In the Swedish town of Kalmar three girls ran out of money on their night out. So they came up with a plan to replenish their purses. They would go to a local hotel, offer sex for money, but then run off with the cash. They knocked on one hotel room door, but the man refused them. The next time their offer was accepted. They got the cash, undressed, the man went to the bathroom, they attempted to dress and flee with the money but were too slow. The man demanded his money back before letting them go.
The upshot of all this? The man has been charged with attempting to buy sex. But as there is no law against attempting to sell sex, the women have been let off scot free.
Apart from how tawdry the whole scenario is, what's striking is the legal bias. It was not the man who sought out a prostitute - it was the three women who went knocking on hotel room doors looking for the man. And it was the women who attempted a deception for financial gain, with the man being the targeted victim of the deception. And yet it's the man alone who is considered guilty under Swedish laws.
Is this sex equality Swedish style? Can we really say here that men and women are being treated equally under the law?

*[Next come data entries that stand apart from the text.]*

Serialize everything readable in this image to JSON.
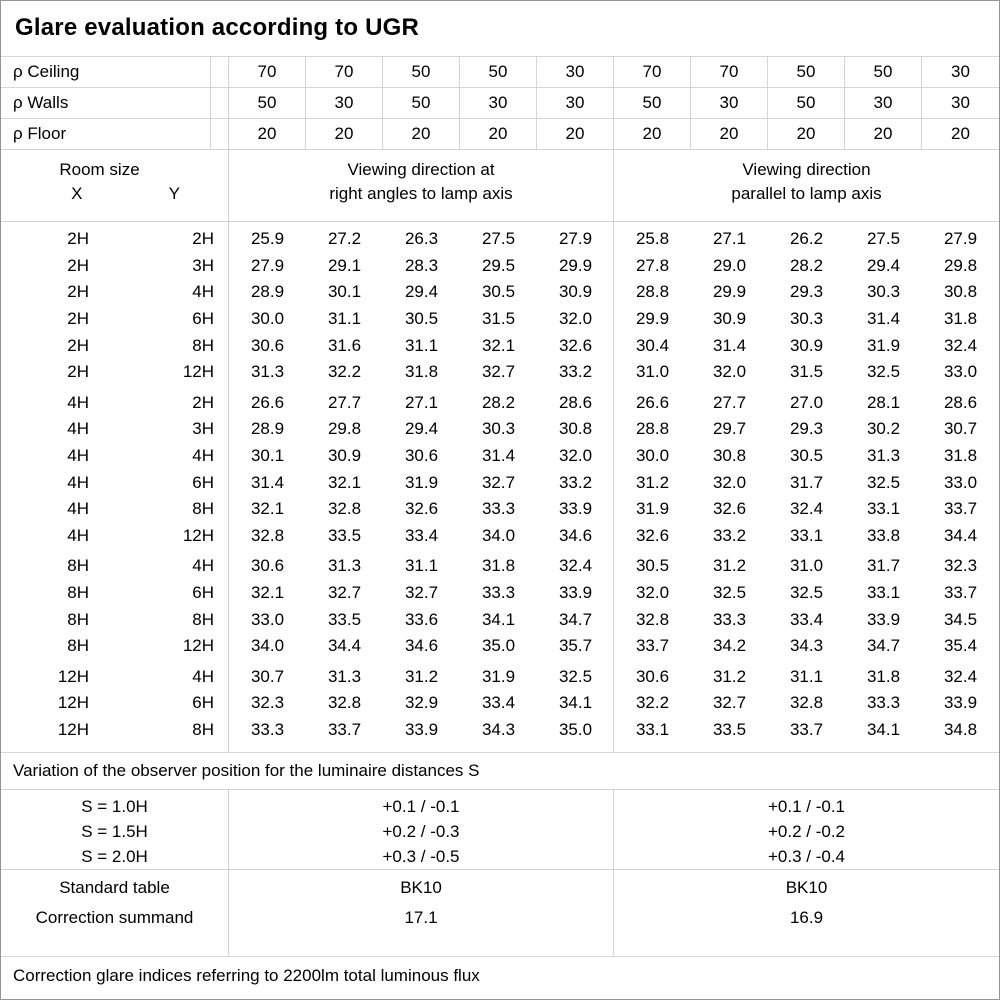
{
  "colors": {
    "background": "#ffffff",
    "grid_line": "#d4d4d4",
    "outer_border": "#949494",
    "text": "#000000"
  },
  "chart_data": {
    "type": "table",
    "title": "Glare evaluation according to UGR",
    "reflectance_rows": [
      {
        "label": "ρ Ceiling",
        "values": [
          "70",
          "70",
          "50",
          "50",
          "30",
          "70",
          "70",
          "50",
          "50",
          "30"
        ]
      },
      {
        "label": "ρ Walls",
        "values": [
          "50",
          "30",
          "50",
          "30",
          "30",
          "50",
          "30",
          "50",
          "30",
          "30"
        ]
      },
      {
        "label": "ρ Floor",
        "values": [
          "20",
          "20",
          "20",
          "20",
          "20",
          "20",
          "20",
          "20",
          "20",
          "20"
        ]
      }
    ],
    "header": {
      "room_size": "Room size",
      "x": "X",
      "y": "Y",
      "group1": [
        "Viewing direction at",
        "right angles to lamp axis"
      ],
      "group2": [
        "Viewing direction",
        "parallel to lamp axis"
      ]
    },
    "blocks": [
      [
        {
          "x": "2H",
          "y": "2H",
          "values": [
            "25.9",
            "27.2",
            "26.3",
            "27.5",
            "27.9",
            "25.8",
            "27.1",
            "26.2",
            "27.5",
            "27.9"
          ]
        },
        {
          "x": "2H",
          "y": "3H",
          "values": [
            "27.9",
            "29.1",
            "28.3",
            "29.5",
            "29.9",
            "27.8",
            "29.0",
            "28.2",
            "29.4",
            "29.8"
          ]
        },
        {
          "x": "2H",
          "y": "4H",
          "values": [
            "28.9",
            "30.1",
            "29.4",
            "30.5",
            "30.9",
            "28.8",
            "29.9",
            "29.3",
            "30.3",
            "30.8"
          ]
        },
        {
          "x": "2H",
          "y": "6H",
          "values": [
            "30.0",
            "31.1",
            "30.5",
            "31.5",
            "32.0",
            "29.9",
            "30.9",
            "30.3",
            "31.4",
            "31.8"
          ]
        },
        {
          "x": "2H",
          "y": "8H",
          "values": [
            "30.6",
            "31.6",
            "31.1",
            "32.1",
            "32.6",
            "30.4",
            "31.4",
            "30.9",
            "31.9",
            "32.4"
          ]
        },
        {
          "x": "2H",
          "y": "12H",
          "values": [
            "31.3",
            "32.2",
            "31.8",
            "32.7",
            "33.2",
            "31.0",
            "32.0",
            "31.5",
            "32.5",
            "33.0"
          ]
        }
      ],
      [
        {
          "x": "4H",
          "y": "2H",
          "values": [
            "26.6",
            "27.7",
            "27.1",
            "28.2",
            "28.6",
            "26.6",
            "27.7",
            "27.0",
            "28.1",
            "28.6"
          ]
        },
        {
          "x": "4H",
          "y": "3H",
          "values": [
            "28.9",
            "29.8",
            "29.4",
            "30.3",
            "30.8",
            "28.8",
            "29.7",
            "29.3",
            "30.2",
            "30.7"
          ]
        },
        {
          "x": "4H",
          "y": "4H",
          "values": [
            "30.1",
            "30.9",
            "30.6",
            "31.4",
            "32.0",
            "30.0",
            "30.8",
            "30.5",
            "31.3",
            "31.8"
          ]
        },
        {
          "x": "4H",
          "y": "6H",
          "values": [
            "31.4",
            "32.1",
            "31.9",
            "32.7",
            "33.2",
            "31.2",
            "32.0",
            "31.7",
            "32.5",
            "33.0"
          ]
        },
        {
          "x": "4H",
          "y": "8H",
          "values": [
            "32.1",
            "32.8",
            "32.6",
            "33.3",
            "33.9",
            "31.9",
            "32.6",
            "32.4",
            "33.1",
            "33.7"
          ]
        },
        {
          "x": "4H",
          "y": "12H",
          "values": [
            "32.8",
            "33.5",
            "33.4",
            "34.0",
            "34.6",
            "32.6",
            "33.2",
            "33.1",
            "33.8",
            "34.4"
          ]
        }
      ],
      [
        {
          "x": "8H",
          "y": "4H",
          "values": [
            "30.6",
            "31.3",
            "31.1",
            "31.8",
            "32.4",
            "30.5",
            "31.2",
            "31.0",
            "31.7",
            "32.3"
          ]
        },
        {
          "x": "8H",
          "y": "6H",
          "values": [
            "32.1",
            "32.7",
            "32.7",
            "33.3",
            "33.9",
            "32.0",
            "32.5",
            "32.5",
            "33.1",
            "33.7"
          ]
        },
        {
          "x": "8H",
          "y": "8H",
          "values": [
            "33.0",
            "33.5",
            "33.6",
            "34.1",
            "34.7",
            "32.8",
            "33.3",
            "33.4",
            "33.9",
            "34.5"
          ]
        },
        {
          "x": "8H",
          "y": "12H",
          "values": [
            "34.0",
            "34.4",
            "34.6",
            "35.0",
            "35.7",
            "33.7",
            "34.2",
            "34.3",
            "34.7",
            "35.4"
          ]
        }
      ],
      [
        {
          "x": "12H",
          "y": "4H",
          "values": [
            "30.7",
            "31.3",
            "31.2",
            "31.9",
            "32.5",
            "30.6",
            "31.2",
            "31.1",
            "31.8",
            "32.4"
          ]
        },
        {
          "x": "12H",
          "y": "6H",
          "values": [
            "32.3",
            "32.8",
            "32.9",
            "33.4",
            "34.1",
            "32.2",
            "32.7",
            "32.8",
            "33.3",
            "33.9"
          ]
        },
        {
          "x": "12H",
          "y": "8H",
          "values": [
            "33.3",
            "33.7",
            "33.9",
            "34.3",
            "35.0",
            "33.1",
            "33.5",
            "33.7",
            "34.1",
            "34.8"
          ]
        }
      ]
    ],
    "note": "Variation of the observer position for the luminaire distances S",
    "s_variation": {
      "rows": [
        {
          "label": "S = 1.0H",
          "right_angles": "+0.1 / -0.1",
          "parallel": "+0.1 / -0.1"
        },
        {
          "label": "S = 1.5H",
          "right_angles": "+0.2 / -0.3",
          "parallel": "+0.2 / -0.2"
        },
        {
          "label": "S = 2.0H",
          "right_angles": "+0.3 / -0.5",
          "parallel": "+0.3 / -0.4"
        }
      ]
    },
    "summary_rows": [
      {
        "label": "Standard table",
        "right_angles": "BK10",
        "parallel": "BK10"
      },
      {
        "label": "Correction summand",
        "right_angles": "17.1",
        "parallel": "16.9"
      }
    ],
    "footnote": "Correction glare indices referring to 2200lm total luminous flux"
  }
}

The second item concerns the extent of lesbianism in Sweden. An online survey of 900 young Swedes has produced an interesting result. According to the survey, the extent of male homosexuality/bisexuality in Sweden is not so high. Only 3% of the men have ever engaged in any kind of same sex activity (a result which accords with other large-scale surveys from other countries).
But 13% of Swedish women claim to have had same sex experiences. That's way above what previous surveys in other countries have shown.
Of course, the survey itself could be flawed and misleading. But if it's accurate, then it raises the question of why a cutting-edge feminist society would produce a higher rate of lesbianism.
The researchers themselves give a standard liberal answer. Sven-Axel Mansson, a professor of sociology, explained that,
We are seeing a greater openness among young people, particularly among young women. There is an increasing interest in experimenting and pushing boundaries, and a growing resistance to defining oneself as heterosexual, homosexual or bisexual ...
Many [women] no longer wish to be tied in to rigid sexual identities, they want to be open and free as people and as sexual beings. That is my interpretation ...
The assumption here is that we should be autonomous, self-determining beings, which means that we should not be limited or restricted by any particular sexuality, but should instead break norms, taboos and impediments and adopt fluid, open sexual identities. That's just orthodox liberal autonomy theory.
But what else could explain a high rate of lesbianism in Sweden? If individuals identify positively with their own sex, they usually go on to have a heterosexual orientation. In Sweden the female sex role has been cast in very negative terms as an oppressive and artificial construct. So perhaps if women can't identify positively with a feminine sex role, it then becomes more difficult to relate in heterosexual terms (after all, heterosexuality is the attraction between the masculine and the feminine).
That's all speculation on my part. I think the issue is worth considering, though, as Sweden is held up as a model of what the future should be like when it comes to relations between the sexes.